The Fast and the Furious
So the thing about this movie is, it’s from 2001, right. And it turns out that a way to make any popular movie better is to not watch it for twenty years, at which point it becomes an absolutely fascinating time capsule of what culture was like at this point in history.
So you get things like Nextel push-to-talk phones, looking at paper maps for directions while driving at 140 mph, and people boosting DVD players and combo TV/VCR players (both of which are worth approximately $0 today).
(But ironically, the Panasonic packaging that the DVD players were in is almost identical to the packaging on the Panasonic 4K Blu-ray player that I watched this movie on. Multiple layers of retro!)
But most of all you have the car culture here, which… I don’t know, I don’t really pay attention to this stuff in a real way, but it does feel to me like this was a bigger thing back then than it is now, all the modding and the hot hatches and the like. I assume this show was always ridiculous, and even at the time was documenting a thing that didn’t exist in the way this movie imagines it to, but it somehow still feels nostalgic for that turn-of-the-century tuner energy.

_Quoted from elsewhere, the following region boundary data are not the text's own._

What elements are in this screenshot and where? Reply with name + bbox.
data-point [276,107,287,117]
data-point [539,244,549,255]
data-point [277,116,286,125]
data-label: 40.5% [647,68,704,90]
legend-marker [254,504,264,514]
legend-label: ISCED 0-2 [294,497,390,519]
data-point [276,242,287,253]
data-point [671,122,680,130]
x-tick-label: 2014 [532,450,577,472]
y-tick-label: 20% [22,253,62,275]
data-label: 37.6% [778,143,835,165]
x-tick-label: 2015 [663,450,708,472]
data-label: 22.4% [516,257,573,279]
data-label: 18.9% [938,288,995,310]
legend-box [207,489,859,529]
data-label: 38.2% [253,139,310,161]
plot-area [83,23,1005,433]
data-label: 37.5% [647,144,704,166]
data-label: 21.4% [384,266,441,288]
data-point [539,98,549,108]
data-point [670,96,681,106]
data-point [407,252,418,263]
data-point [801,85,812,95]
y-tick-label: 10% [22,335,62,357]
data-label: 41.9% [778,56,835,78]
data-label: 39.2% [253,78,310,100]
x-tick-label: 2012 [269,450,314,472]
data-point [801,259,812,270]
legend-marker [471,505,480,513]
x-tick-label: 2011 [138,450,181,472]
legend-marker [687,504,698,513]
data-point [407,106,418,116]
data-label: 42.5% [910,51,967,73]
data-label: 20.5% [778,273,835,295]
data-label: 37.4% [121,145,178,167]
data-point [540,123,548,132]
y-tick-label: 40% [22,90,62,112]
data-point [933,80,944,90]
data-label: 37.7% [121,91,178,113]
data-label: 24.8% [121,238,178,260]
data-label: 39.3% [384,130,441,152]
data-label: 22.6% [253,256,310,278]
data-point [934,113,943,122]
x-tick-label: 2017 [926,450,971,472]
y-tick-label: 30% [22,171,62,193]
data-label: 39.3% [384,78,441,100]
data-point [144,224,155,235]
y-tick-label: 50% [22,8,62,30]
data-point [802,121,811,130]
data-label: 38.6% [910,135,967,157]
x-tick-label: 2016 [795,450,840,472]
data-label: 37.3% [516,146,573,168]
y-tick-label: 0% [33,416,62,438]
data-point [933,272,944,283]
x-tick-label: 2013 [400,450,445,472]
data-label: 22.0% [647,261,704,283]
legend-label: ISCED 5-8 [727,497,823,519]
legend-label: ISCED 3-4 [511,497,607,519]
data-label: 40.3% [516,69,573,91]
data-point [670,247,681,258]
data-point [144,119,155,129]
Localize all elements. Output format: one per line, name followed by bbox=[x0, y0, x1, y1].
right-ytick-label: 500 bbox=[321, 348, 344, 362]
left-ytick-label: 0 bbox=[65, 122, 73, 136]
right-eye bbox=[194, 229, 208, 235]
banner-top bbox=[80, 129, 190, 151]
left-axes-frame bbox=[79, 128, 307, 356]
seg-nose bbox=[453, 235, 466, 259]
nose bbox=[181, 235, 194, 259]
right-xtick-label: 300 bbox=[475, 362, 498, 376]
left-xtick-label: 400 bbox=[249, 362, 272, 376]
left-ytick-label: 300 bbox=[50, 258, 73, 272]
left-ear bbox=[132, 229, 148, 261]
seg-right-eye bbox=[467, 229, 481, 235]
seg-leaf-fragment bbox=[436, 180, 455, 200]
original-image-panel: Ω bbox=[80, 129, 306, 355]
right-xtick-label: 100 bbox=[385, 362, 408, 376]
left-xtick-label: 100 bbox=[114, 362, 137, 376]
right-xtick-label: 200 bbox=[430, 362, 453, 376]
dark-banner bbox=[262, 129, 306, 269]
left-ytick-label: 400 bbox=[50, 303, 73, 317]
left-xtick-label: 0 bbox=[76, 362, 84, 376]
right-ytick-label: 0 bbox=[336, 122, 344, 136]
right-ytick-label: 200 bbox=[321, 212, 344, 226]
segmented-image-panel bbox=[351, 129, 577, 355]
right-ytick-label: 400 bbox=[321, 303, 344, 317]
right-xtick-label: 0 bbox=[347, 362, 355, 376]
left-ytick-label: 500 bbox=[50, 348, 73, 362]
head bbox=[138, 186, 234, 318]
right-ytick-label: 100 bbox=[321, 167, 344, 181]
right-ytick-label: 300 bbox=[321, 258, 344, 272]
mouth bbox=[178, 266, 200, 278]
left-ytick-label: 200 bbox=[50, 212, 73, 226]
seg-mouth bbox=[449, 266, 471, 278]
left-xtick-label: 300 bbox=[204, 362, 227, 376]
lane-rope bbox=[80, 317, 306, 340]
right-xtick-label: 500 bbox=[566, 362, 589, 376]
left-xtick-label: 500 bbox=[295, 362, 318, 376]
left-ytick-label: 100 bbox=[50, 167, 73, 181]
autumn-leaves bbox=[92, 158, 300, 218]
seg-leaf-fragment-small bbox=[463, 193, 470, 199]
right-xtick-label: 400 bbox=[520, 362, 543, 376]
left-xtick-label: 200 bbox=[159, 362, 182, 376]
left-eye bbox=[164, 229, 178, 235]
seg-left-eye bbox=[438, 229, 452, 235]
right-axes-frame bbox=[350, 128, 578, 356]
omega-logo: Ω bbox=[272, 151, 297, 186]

This movie should be terrible, but it’s not — it ends up being 60% high-energy driving sequences, 20% found-family energy, and 20% pure cheese. I can’t exactly recommend it, but at the least I’ll say that I don’t disrecommend it. If you think you want what this offers, you’re unlikely to be disappointed.
ALSO ALSO: When one big piece of subtext in your movie is that a main character is sus because he’s white and the different gangs are different ethnic groups, calling your racing event “RACE WAR” is a little on the nose.